Las tesis de este libro, publicado ahora en italiano, desafían el nuevo orden ideológico. En los últimos años, en efecto, se ha impuesto en este tema una verdadera censura, que tacha de intolerante todo lo que contradiga la pretensión de normalidad defendida por determinados grupos de activistas homosexuales.

Un objetivo apoyado en cierto tipo de información que, según el psicólogo holandés, presenta «el estilo de vida homosexual de modo tendencioso e idílico, algo que se debe entender como simple propaganda, pues cuando se escuchan las historias de los homosexuales se ve claro que en ese género de vida no se encuentra la felicidad. Agitación en los contactos, soledad, celos, depresiones neuróticas y, proporcionalmente, un elevado número de suicidios (por no mencionar las enfermedades venéreas y otras enfermedades somáticas) representan la otra cara de la moneda, que los medios de comunicación no muestran».

En busca de la «normalidad»

Para despejar el terreno de equívocos, la primera observación que hace el autor es señalar que no existe el «homosexual», como si se tratara de una condición constitutiva de la especie humana. Existen personas con inclinaciones homosexuales, que por determinadas razones no han superado una fase del desarrollo psicosomático (las sensaciones transitorias presentes en la pubertad). En todo caso, «los conocimientos de que disponemos hoy nos indican que las personas con inclinaciones homosexuales han nacido con la misma dotación física y psíquica de cualquier otra persona».

Otro método para conseguir la etiqueta de normalidad es exagerar su incidencia con eslóganes como «una persona de cada veinte es homosexual». Dejando al margen que no basta la alta incidencia para convertir algo en normal (el reuma es frecuente, pero no normal), en realidad las estadísticas más rigurosas indican que esa cifra difícilmente supera el 1%.

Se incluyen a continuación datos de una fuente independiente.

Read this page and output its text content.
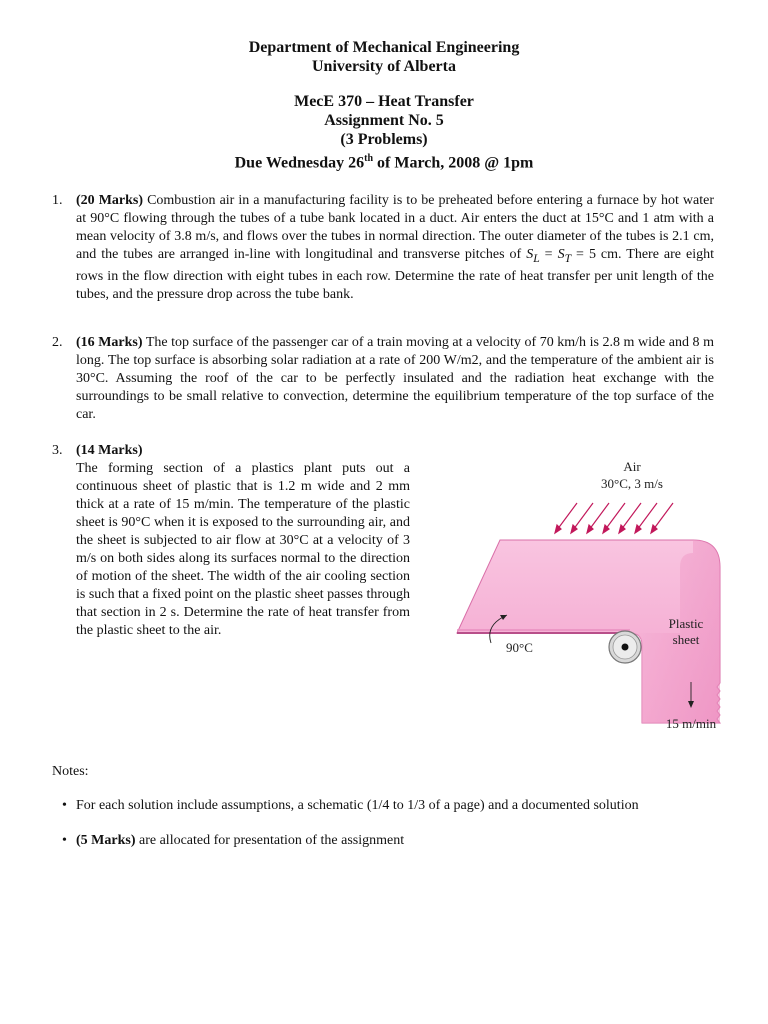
Department of Mechanical Engineering
University of Alberta
MecE 370 – Heat Transfer
Assignment No. 5
(3 Problems)
Due Wednesday 26th of March, 2008 @ 1pm
1. (20 Marks) Combustion air in a manufacturing facility is to be preheated before entering a furnace by hot water at 90°C flowing through the tubes of a tube bank located in a duct. Air enters the duct at 15°C and 1 atm with a mean velocity of 3.8 m/s, and flows over the tubes in normal direction. The outer diameter of the tubes is 2.1 cm, and the tubes are arranged in-line with longitudinal and transverse pitches of $S_L = S_T = 5$ cm. There are eight rows in the flow direction with eight tubes in each row. Determine the rate of heat transfer per unit length of the tubes, and the pressure drop across the tube bank.
2. (16 Marks) The top surface of the passenger car of a train moving at a velocity of 70 km/h is 2.8 m wide and 8 m long. The top surface is absorbing solar radiation at a rate of 200 W/m2, and the temperature of the ambient air is 30°C. Assuming the roof of the car to be perfectly insulated and the radiation heat exchange with the surroundings to be small relative to convection, determine the equilibrium temperature of the top surface of the car.
3. (14 Marks)
The forming section of a plastics plant puts out a continuous sheet of plastic that is 1.2 m wide and 2 mm thick at a rate of 15 m/min. The temperature of the plastic sheet is 90°C when it is exposed to the surrounding air, and the sheet is subjected to air flow at 30°C at a velocity of 3 m/s on both sides along its surfaces normal to the direction of motion of the sheet. The width of the air cooling section is such that a fixed point on the plastic sheet passes through that section in 2 s. Determine the rate of heat transfer from the plastic sheet to the air.
Air
30°C, 3 m/s
90°C
Plastic
sheet
15 m/min
Notes:
• For each solution include assumptions, a schematic (1/4 to 1/3 of a page) and a documented solution
• (5 Marks) are allocated for presentation of the assignment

Sin embargo, si uno sigue las noticias recibe la impresión de que la homosexualidad está aumentando. «Dudo mucho de este crecimiento», responde Van den Aardweg. «Es posible que se esté incrementando el número de aquellos que transforman las propias sensaciones en comportamiento homosexual. La excesiva atención polarizada sobre el tema (no se puede abrir una revista sin encontrar comentarios sobre los homosexuales y sus problemas) contribuye, sin duda, a esta impresión de omnipresencia. Que es, precisamente, lo que buscan los promotores de la normalidad del fenómeno gay».

La raíz del problema no hay que buscarla en la constitución biológica de las personas que lo padecen, o en las leyes de la herencia. El autor define la homosexualidad como un trastorno emotivo, concretamente una forma de «autocompasión neurótica».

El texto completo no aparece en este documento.